I should add… the good thing about the WeightWatchers system is that they encourage you to eat or drink everything you normally would, but to count the points. A regular beer is 3 points. A light beer is 2.
Oh, yeah, and as far as this relates to cycling… exercise is worth negative points. Intense exercise, like a three hour ride in the wind to St Francis or down to St. Adolphe, might count for 15 to 18 points. Having a couple of beer after that is no sweat. A light ride out to Grace that takes an hour might only be worth 5 or 6 points. Two beers afterwords basically cancels it out, other than the fitness aspect.

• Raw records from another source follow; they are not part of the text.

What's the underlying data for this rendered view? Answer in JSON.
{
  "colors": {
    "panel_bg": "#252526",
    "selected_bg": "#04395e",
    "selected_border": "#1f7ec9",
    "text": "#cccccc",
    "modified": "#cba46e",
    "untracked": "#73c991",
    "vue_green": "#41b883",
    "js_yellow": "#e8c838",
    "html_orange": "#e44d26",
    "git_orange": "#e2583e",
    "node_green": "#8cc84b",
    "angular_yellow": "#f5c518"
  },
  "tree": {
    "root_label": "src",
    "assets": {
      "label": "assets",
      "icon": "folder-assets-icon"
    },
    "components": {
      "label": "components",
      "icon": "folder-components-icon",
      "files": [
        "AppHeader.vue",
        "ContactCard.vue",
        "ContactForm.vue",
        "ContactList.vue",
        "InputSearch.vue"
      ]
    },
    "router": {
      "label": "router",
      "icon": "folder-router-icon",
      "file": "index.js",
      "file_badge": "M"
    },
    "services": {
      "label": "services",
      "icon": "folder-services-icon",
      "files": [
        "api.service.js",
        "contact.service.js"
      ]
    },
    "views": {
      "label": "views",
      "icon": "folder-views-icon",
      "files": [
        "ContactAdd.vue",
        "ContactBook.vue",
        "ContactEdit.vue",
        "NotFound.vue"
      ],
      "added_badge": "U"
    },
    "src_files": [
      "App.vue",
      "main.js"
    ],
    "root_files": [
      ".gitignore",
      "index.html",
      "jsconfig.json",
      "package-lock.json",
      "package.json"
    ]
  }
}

The points system sounds useful because it simplifies many of the calculations. The 14 portion system needs to be adjusted for weight and activity, and then every meal has to be checked for portions. I like the fact that they have calculated points for some of the common restaurant meals. I was skeptical about Weight Watchers because they seemed to be a commercial networking thing running out of a (women’s) support group. I’d like to think I could use the nutritional information effectively without joining a support group or getting too involved with their branded cookbooks and products.
The information about beer and light beer is useful. It seems to me that alcohol adds calories and points. I wonder how they count diet soft drinks and low-alcohol beer (Excel, Nordic, PC Brew). It seems to me that there is room for wine with meals and real beer with friends a few times a week – even after a shorter workout – if the food intake over the week is appropriate to activity over the whole week. Hard liquor has to treated as a treat – you can take it if you make room for it.
And it seems to me that the diet has to change seasonally. If fall and winter brings a sedentary life, the meals have to be planned with that in mind.
There’s a formula for calculating points of anything. On average, it works out to 1 point for every 50 calories. High fibre reduces the point count, high fat increases it. Diet sodas are worth zero points. Zero alcohol beer would be based on calorie count. Hard liquor… same points as light beer. 1.5 Oz of whiskey is 2 points.
Ideally, you should probably achieve your proper weight during the winter/sedentary months. During the summer, when exercise kicks in, you should be drinking and eating more to maintain that weight. However, I don’t know how to actually achieve that.